A ONU alertou nesta quinta-feira (14/8) a Rússia e Israel sobre uma possível inclusão na lista de países e organizações armadas responsáveis por violência sexual em tempos de guerra.

Em um relatório anual que apresenta uma lista de 63 países ou entidades que recorreram ao estupro ou a outras formas de violência sexual em conflitos armados, o secretário-geral da ONU, António Guterres, anunciou que esses dois países estão sob vigilância.
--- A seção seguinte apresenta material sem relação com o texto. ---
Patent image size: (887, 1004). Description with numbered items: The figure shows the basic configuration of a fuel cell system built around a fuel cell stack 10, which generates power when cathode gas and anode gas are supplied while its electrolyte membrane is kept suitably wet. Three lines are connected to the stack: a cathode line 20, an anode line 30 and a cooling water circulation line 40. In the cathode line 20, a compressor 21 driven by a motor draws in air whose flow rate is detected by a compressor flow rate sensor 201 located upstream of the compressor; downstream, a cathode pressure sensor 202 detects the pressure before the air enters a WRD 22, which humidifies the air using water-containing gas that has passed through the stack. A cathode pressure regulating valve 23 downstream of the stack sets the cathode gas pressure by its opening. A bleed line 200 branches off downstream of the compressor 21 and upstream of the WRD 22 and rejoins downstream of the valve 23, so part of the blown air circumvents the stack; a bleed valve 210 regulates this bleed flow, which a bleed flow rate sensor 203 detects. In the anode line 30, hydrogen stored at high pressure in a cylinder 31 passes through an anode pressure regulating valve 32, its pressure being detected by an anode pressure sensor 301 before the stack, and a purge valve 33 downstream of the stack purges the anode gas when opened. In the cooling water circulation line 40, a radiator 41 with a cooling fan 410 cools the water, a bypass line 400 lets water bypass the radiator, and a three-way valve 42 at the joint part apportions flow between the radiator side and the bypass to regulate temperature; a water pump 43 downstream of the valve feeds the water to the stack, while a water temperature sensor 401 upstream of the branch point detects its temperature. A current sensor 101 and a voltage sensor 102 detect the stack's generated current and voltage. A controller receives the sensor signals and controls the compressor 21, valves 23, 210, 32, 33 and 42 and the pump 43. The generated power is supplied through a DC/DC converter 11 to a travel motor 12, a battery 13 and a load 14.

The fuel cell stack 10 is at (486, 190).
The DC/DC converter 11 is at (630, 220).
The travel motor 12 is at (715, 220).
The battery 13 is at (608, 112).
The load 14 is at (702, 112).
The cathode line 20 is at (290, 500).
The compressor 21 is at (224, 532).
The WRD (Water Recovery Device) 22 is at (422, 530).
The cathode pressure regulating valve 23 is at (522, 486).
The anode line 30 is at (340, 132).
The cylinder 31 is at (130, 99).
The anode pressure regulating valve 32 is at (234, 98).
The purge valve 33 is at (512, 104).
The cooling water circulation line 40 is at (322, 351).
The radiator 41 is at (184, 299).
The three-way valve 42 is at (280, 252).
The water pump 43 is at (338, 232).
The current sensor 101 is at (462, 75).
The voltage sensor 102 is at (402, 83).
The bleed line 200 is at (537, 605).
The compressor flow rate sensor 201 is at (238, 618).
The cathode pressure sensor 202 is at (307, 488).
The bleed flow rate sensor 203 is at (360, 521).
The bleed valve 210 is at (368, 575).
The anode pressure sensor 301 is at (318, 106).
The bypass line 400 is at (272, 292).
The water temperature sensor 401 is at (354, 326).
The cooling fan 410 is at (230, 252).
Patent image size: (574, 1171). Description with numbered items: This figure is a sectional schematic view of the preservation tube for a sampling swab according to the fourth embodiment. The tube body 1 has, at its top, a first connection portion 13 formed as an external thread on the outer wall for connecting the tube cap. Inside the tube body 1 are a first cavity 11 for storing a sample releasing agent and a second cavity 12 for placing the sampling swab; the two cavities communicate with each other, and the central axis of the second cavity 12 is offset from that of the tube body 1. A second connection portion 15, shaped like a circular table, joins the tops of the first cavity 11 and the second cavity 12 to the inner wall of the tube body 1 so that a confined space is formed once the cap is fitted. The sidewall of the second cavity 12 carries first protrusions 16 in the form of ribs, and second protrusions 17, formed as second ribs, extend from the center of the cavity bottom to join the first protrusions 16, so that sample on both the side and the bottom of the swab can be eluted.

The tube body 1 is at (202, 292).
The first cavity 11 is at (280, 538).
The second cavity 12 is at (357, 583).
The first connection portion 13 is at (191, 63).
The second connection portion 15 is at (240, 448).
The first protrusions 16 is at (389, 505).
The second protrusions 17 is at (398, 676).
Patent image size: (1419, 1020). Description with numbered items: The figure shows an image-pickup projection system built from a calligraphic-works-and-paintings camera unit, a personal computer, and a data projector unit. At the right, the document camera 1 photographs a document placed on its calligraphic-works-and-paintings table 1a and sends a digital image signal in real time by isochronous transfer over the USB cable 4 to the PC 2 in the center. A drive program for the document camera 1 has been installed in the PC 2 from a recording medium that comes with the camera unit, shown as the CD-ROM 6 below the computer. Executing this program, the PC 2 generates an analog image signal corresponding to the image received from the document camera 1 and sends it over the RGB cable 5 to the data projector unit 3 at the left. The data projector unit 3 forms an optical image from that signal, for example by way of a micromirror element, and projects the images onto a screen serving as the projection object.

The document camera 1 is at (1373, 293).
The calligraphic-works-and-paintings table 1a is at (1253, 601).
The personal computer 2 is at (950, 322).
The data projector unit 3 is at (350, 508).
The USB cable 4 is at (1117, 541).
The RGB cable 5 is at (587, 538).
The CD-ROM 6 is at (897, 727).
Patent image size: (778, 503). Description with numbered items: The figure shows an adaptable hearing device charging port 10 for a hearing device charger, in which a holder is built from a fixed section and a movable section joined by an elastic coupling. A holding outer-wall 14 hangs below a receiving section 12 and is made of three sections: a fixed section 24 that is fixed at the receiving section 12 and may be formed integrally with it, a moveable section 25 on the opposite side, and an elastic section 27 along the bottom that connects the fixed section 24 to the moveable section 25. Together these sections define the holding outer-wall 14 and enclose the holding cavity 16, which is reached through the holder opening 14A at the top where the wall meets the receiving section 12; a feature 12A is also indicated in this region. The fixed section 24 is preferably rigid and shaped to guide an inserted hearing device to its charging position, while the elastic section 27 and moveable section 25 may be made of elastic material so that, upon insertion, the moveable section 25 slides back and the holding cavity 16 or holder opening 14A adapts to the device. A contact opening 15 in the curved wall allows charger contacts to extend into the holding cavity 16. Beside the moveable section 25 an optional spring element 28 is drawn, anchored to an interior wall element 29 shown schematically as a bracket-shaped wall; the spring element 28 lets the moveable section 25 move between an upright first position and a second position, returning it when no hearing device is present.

“Diante das sérias preocupações causadas por certas formas de violência sexual regularmente documentadas pela ONU”, Rússia e Israel “podem ser incluídos na lista que constará como anexo do próximo relatório”, escreveu ele.

Sobre a Rússia, o chefe da ONU menciona “informações credíveis” sobre abusos “contra prisioneiros de guerra ucranianos, em 50 locais oficiais de detenção e 22 locais não oficiais na Ucrânia e na Federação Russa”.

“Entre essas violações estão numerosos casos documentados de violência genital, incluindo eletrocussões, espancamentos e queimaduras nas partes genitais, além do uso de nudez forçada e prolongada, com o objetivo de humilhar as vítimas e obter confissões ou informações”, acrescenta.

Em Israel e nos Territórios Palestinos, ele se declara “gravemente preocupado com informações credíveis sobre violações cometidas pelas forças armadas e de segurança israelenses contra palestinos em várias prisões, um centro de detenção e uma base militar”.

Os casos documentados pela ONU também mencionam “violência genital” e “uso de nudez forçada e prolongada”, além de “revistas íntimas repetidas com caráter abusivo e degradante”.

Embaixador israelense reage

A ONU deveria “concentrar-se nos crimes de guerra chocantes e nas violências sexuais cometidas pelo Hamas, bem como na libertação de todos os reféns”, reagiu o embaixador de Israel na ONU, Danny Danon. “Israel não se furtará a proteger seus cidadãos e continuará a agir conforme o direito internacional”, acrescentou.

Procurada pela AFP, a parte russa não havia se manifestado até o momento.

No relatório, a ONU lamenta “um aumento impressionante de 25%” no uso da violência sexual no mundo “como tática de guerra, tortura, terrorismo e repressão política”. As mulheres continuam sendo a grande maioria das vítimas registradas (92%).

O movimento Hamas está entre as organizações armadas acusadas de recorrer a essas práticas, especialmente durante os massacres de 7 de outubro, que desencadearam o conflito com Israel.